Devant, c'est l'apocalypse. De tour en tour les flaques changent d'endroit sur la piste, se transforment en ruisseau, le brouillard s'épaissit, et on assiste à un véritable balai de héros flirtant avec la mort, roulant à l'aveugle sur le circuit le plus sélectif du monde, dans des conditions apocalyptiques.

Derrière Stewart, personne ne suit, tout le monde survit.
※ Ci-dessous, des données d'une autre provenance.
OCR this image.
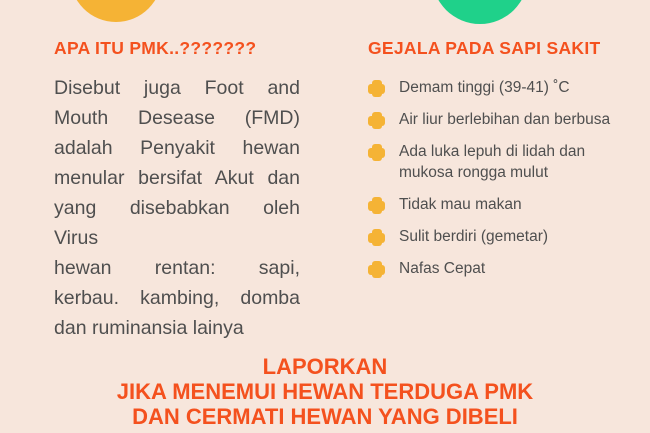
APA ITU PMK..???????

Disebut juga Foot and

Mouth Desease (FMD)

adalah Penyakit hewan

menular bersifat Akut dan

yang disebabkan oleh

Virus

hewan rentan: sapi,

kerbau. kambing, domba

dan ruminansia lainya

GEJALA PADA SAPI SAKIT
Demam tinggi (39-41) ˚C
Air liur berlebihan dan berbusa
Ada luka lepuh di lidah dan mukosa rongga mulut
Tidak mau makan
Sulit berdiri (gemetar)
Nafas Cepat
LAPORKAN
JIKA MENEMUI HEWAN TERDUGA PMK
DAN CERMATI HEWAN YANG DIBELI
Siffert double Surtees en perdition sans même l'avoir vu, le drame étant évité de justesse, Hill part en tête à queue à Adenauer Forst, et se rattrape miraculeusement, Ickx doit composer avec des blocages de différentiel intempestifs, tandis que celui d'Amon casse net, l'envoyant dans le décor sans gravité.
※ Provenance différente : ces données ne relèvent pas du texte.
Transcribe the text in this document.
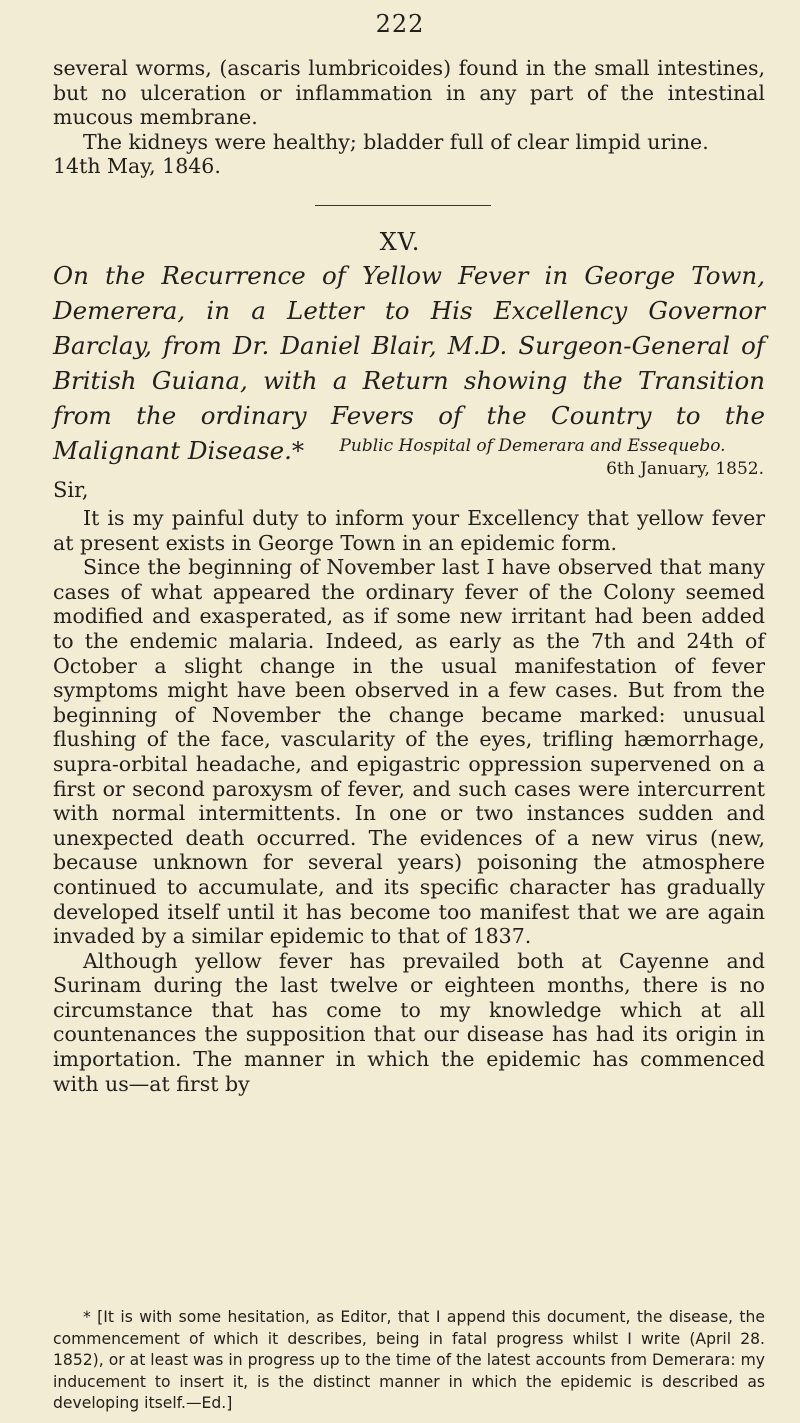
222

several worms, (ascaris lumbricoides) found in the small intestines, but no ulceration or inflammation in any part of the intestinal mucous membrane.

The kidneys were healthy; bladder full of clear limpid urine.

14th May, 1846.

XV.
On the Recurrence of Yellow Fever in George Town, Demerera, in a Letter to His Excellency Governor Barclay, from Dr. Daniel Blair, M.D. Surgeon-General of British Guiana, with a Return showing the Transition from the ordinary Fevers of the Country to the Malignant Disease.*	Public Hospital of Demerara and Essequebo.
6th January, 1852.
Sir,

It is my painful duty to inform your Excellency that yellow fever at present exists in George Town in an epidemic form.

Since the beginning of November last I have observed that many cases of what appeared the ordinary fever of the Colony seemed modified and exasperated, as if some new irritant had been added to the endemic malaria. Indeed, as early as the 7th and 24th of October a slight change in the usual manifestation of fever symptoms might have been observed in a few cases. But from the beginning of November the change became marked: unusual flushing of the face, vascularity of the eyes, trifling hæmorrhage, supra-orbital headache, and epigastric oppression supervened on a first or second paroxysm of fever, and such cases were intercurrent with normal intermittents. In one or two instances sudden and unexpected death occurred. The evidences of a new virus (new, because unknown for several years) poisoning the atmosphere continued to accumulate, and its specific character has gradually developed itself until it has become too manifest that we are again invaded by a similar epidemic to that of 1837.

Although yellow fever has prevailed both at Cayenne and Surinam during the last twelve or eighteen months, there is no circumstance that has come to my knowledge which at all countenances the supposition that our disease has had its origin in importation. The manner in which the epidemic has commenced with us—at first by

* [It is with some hesitation, as Editor, that I append this document, the disease, the commencement of which it describes, being in fatal progress whilst I write (April 28. 1852), or at least was in progress up to the time of the latest accounts from Demerara: my inducement to insert it, is the distinct manner in which the epidemic is described as developing itself.—Ed.]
Même Stewart glissera sur plusieurs dizaines de mètres, avant de rattraper sa voiture à quelques centimètres d'un commissaire de piste cocu.



Ce jour là, Stewart sera le plus fort. Il dira aux journalistes qu'il n'a pas battu ses camarades. Il a battu ses peurs. Pendant les 2 heures et 19 minutes de bataille, sa concentration sera telle que ses peurs passeront au second plan. Il n'y avait pas de place pour penser à la piste et à l'accident potentiel.

Stewart arrivera avec 4 minutes d'avance sur le second, un record qui tient toujours.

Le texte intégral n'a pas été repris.